May 2003

 


On the Waterfront - Dining out in Sydney in the New Millennium

You can take a water taxi from the Finger Wharf, or a ferry from Circular Quay, to Middle Harbour at Balmoral. They pull in beside the charming old-fashioned baths and as you walk along the boardwalk to the Esplanade, the glass-fronted Watermark Restaurant looks straight at you.

An area for outdoor dining has been set aside here and is very popular whereas at Bather's Pavilion, a leisurely walk from Watermark, sadly the Council has not allowed outdoor dining. Built in 1921 by Mosman Council architect Alfred Hale as a beach changing shed, it is Spanish Mission in style with Moorish overtones.

A Heritage Order was placed on the building in 1993. After a decade of controversy over what should be done with the building and intense opposition to modest development plans from residents, it stands gleaming and white with open vistas towards the Heads and over Middle Harbour. Three firms of architects were commissioned by part-owner Victoria Alexander (Alex Popov, Robert Moore and McConnell Rayner), but it is her stamp on the restaurant which is most apparent.

A former advertising and Vogue stylist, Alexander has a flair for combining an eclectic array of furniture, fabrics, cloths and napkins including Early Australian furniture mixed with modern pieces. The colours and textures are based on a natural palate bringing in the surrounding sea, sky and park, mixed with strong blues and reds as contrast. Paintings by local artists Kerry Lester, Adrian Lockhart, Graeme Drendel and Jason Benjamin have been used throughout.

Popov's cool Scandinavian Zen-minimalist sensibility and care for the effects of the light and space shine through. Part owner and chef Serge Dansereau offers up-market dining in the restaurant while in the cafe, more casual fare is available.

Dining out in Sydney has undergone a dramatic change over the past fifteen years. Outdoor dining, especially around the harbour, has become very fashionable Council regulations which once restricted the placement of tables and chairs on pavements have gradually eased leading to a greater sense of community in the inner city and around the harbour.

 

 

Sydneysiders have adopted the Italian custom of the "passeggiata", making use of spaces like the Finger Wharf, The Esplanade at Balmoral and The Colonnades to stroll up and down or to drink coffee and gaze at the harbour. The revolution in the food and wine scene which began in the mid-1980's triggered a design revolution in restaurants, cafes and bars. In many of these venues it is the designer's attention to light, space and view which is most apparent.

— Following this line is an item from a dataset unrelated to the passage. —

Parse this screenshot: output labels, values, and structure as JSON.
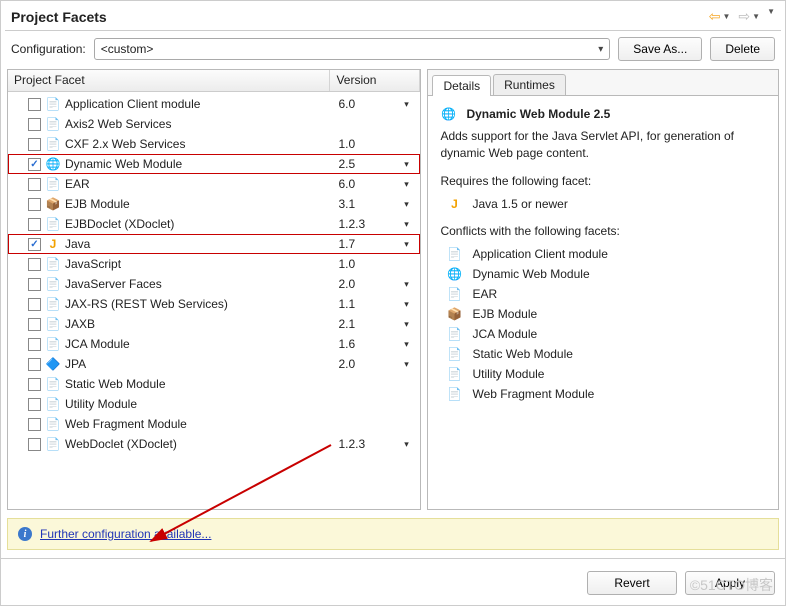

Davina Jackson, author of Australian Architecture Now and former editor of Architecture Australia, sees the increase in outdoor dining and the attention to light and views as evidence of Sydney discovering its own spirit of place and relinquishing the tradition of indoor dining inherited from Great Britain. "As late as the 1970s, most restaurants were arranged to have intimately enclosed dining rooms, with walls painted in dark colours to heighten the 'mood'. Today, many Sydney restaurants display the antithesis of 'mood'. Instead they are often intended to reflect the subtleties of landscape, harbour and weather conditions."

The open air dining rooms in Bali and other tropical Asian cities are the more recent influence, stimulating the adoption of folding glass doors and window seats with cushions. The focus, once inward, is now outward. Jackson notes that outdoor dining has now become a trend in the suburbs as well . For example "the historic city of Parramatta is gradually turning around many of its CBD office buildings to open to the formerly neglected river, with some developers adding new cafes with large outdoor terraces overlooking the water. This gesture will transform the style of the city within the next five years."